Raison de plus de laisser Turoldus pour nous, qui ne sommes pas Normands. D’ailleurs, je conçois Pyram pour Pyramus, et Turold pour Turoldus ; mais Théroulde ! Vous n’auriez jamais adopté ce vilain nom, si M. Francisque Michel n’avait pas eu le bon sens de choisir Turold.

Il ne fallait pas dire non plus que l’auteur du Partonopeus se fût désigné au début du poëme. C’est le rimeur de la Vie de saint Edmund qui nous apprend son nom, Denis Pyramus, au commencement de cette légende ; mais comme, un peu plus loin, il citait l’auteur de Partonopeus et Marie de France, pour opposer leurs inventions aux vérités qu’il allait débiter, on a mal à propos confondu l’obscur légendaire anglais avec l’excellent poëte français qui composa Partonopeus de Blois.

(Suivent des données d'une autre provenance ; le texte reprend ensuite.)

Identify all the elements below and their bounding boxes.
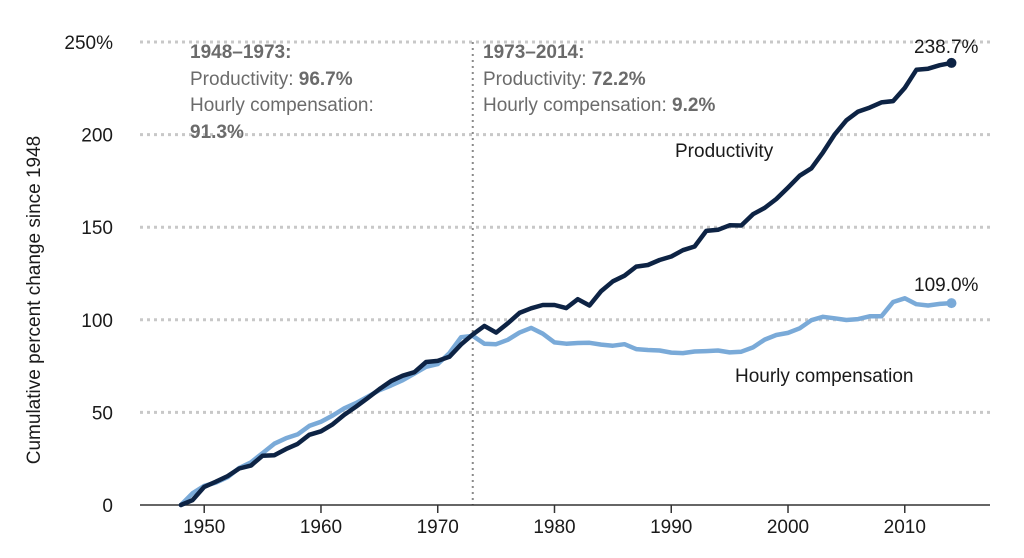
x-tick-label: 2000: [767, 517, 809, 538]
annotation-left-title: 1948–1973:: [190, 42, 291, 63]
end-label-hourly-compensation: 109.0%: [914, 275, 979, 296]
annotation-1948-1973: 1948–1973: Productivity: 96.7% Hourly co…: [190, 42, 374, 143]
annotation-left-compensation-label: Hourly compensation:: [190, 95, 374, 116]
annotation-right-title: 1973–2014:: [483, 42, 584, 63]
y-tick-label: 0: [102, 496, 113, 517]
axes: 1950 1960 1970 1980 1990 2000 2010 0 50 100 150 200…: [64, 33, 990, 538]
y-tick-label: 150: [81, 218, 113, 239]
y-tick-label: 50: [92, 403, 113, 424]
y-tick-label: 200: [81, 126, 113, 147]
x-tick-label: 1970: [417, 517, 459, 538]
x-tick-label: 1980: [533, 517, 575, 538]
y-axis-label: Cumulative percent change since 1948: [24, 136, 45, 464]
series-line-hourly-compensation: [178, 296, 954, 508]
end-label-productivity: 238.7%: [914, 37, 979, 58]
x-tick-label: 1990: [650, 517, 692, 538]
series-line-productivity: [178, 60, 954, 508]
annotation-right-compensation: Hourly compensation: 9.2%: [483, 95, 715, 116]
x-tick-label: 1950: [183, 517, 225, 538]
annotation-right-compensation-label: Hourly compensation:: [483, 95, 672, 116]
x-tick-label: 2010: [884, 517, 926, 538]
y-tick-label: 250%: [64, 33, 113, 54]
annotation-right-productivity: Productivity: 72.2%: [483, 69, 646, 90]
series-lines: [178, 57, 957, 508]
annotation-right-productivity-label: Productivity:: [483, 69, 592, 90]
series-label-productivity: Productivity: [675, 141, 774, 162]
end-point-productivity: [946, 57, 957, 68]
annotation-left-productivity: Productivity: 96.7%: [190, 69, 353, 90]
annotation-left-productivity-value: 96.7%: [299, 69, 353, 90]
annotation-left-productivity-label: Productivity:: [190, 69, 299, 90]
x-tick-label: 1960: [300, 517, 342, 538]
series-label-hourly-compensation: Hourly compensation: [735, 366, 913, 387]
annotation-left-compensation-value: 91.3%: [190, 122, 244, 143]
y-tick-label: 100: [81, 311, 113, 332]
annotation-right-compensation-value: 9.2%: [672, 95, 715, 116]
annotation-1973-2014: 1973–2014: Productivity: 72.2% Hourly co…: [483, 42, 715, 116]
annotation-right-productivity-value: 72.2%: [592, 69, 646, 90]
end-point-hourly-compensation: [946, 298, 957, 309]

Il convenait de ne pas répéter une erreur très facile à reconnaître.

Qu’il me soit permis maintenant de donner mon avis sur le nom de Turoldus, dont la mention est particulière au manuscrit d’Oxford. La place qu’elle occupe à la fin du volume, dans un couplet qui ne paraît plus appartenir à la branche de Roncevaux, accuserait un copiste plutôt que l’auteur du poëme. Les trouvères, quand ils étaient connus, étaient ordinairement signalés par les jongleurs dans les premiers couplets. Ainsi Raimbert, en tête de l’Ogier ; Herbert le Duc, en tête du Foulque de Candie ; Jean Bodel, en tête des Saxons, etc., etc. Les copistes, au contraire, écrivaient leur nom tout à la fin de leur besogne, comme aurait fait ici le Théroulde de M. Génin.

D’ailleurs, l’usage de la terminaison latine pour les noms de personne, est anglais. Pyramus et Turoldus, s’ils avaient été de France ou seulement de Normandie, auraient écrit leurs noms comme on les prononçait, à l’instar de Wace, de Benoît, de Graindor, de Raimbert, de Chrétien de Troyes et d’Alexandre de Bernay. M. Génin ne voudra pas sans doute qu’un Anglais soit le chantre sublime de Roncevaux ; il est même assez malaisé de croire qu’il pût être Normand, puisque cette province est la seule en France qui n’ait pas fourni de héros aux chansons de geste.

« Pour peindre l’épuisement général, le poëte emploie un tour d’une naïveté homérique. Pas un cheval ne se put tenir debout : celui qui veut de l’herbe, il la prend en gisant. Ce cheval mérite une place à côté du chien d’Eumée. » (Pag. xiv.)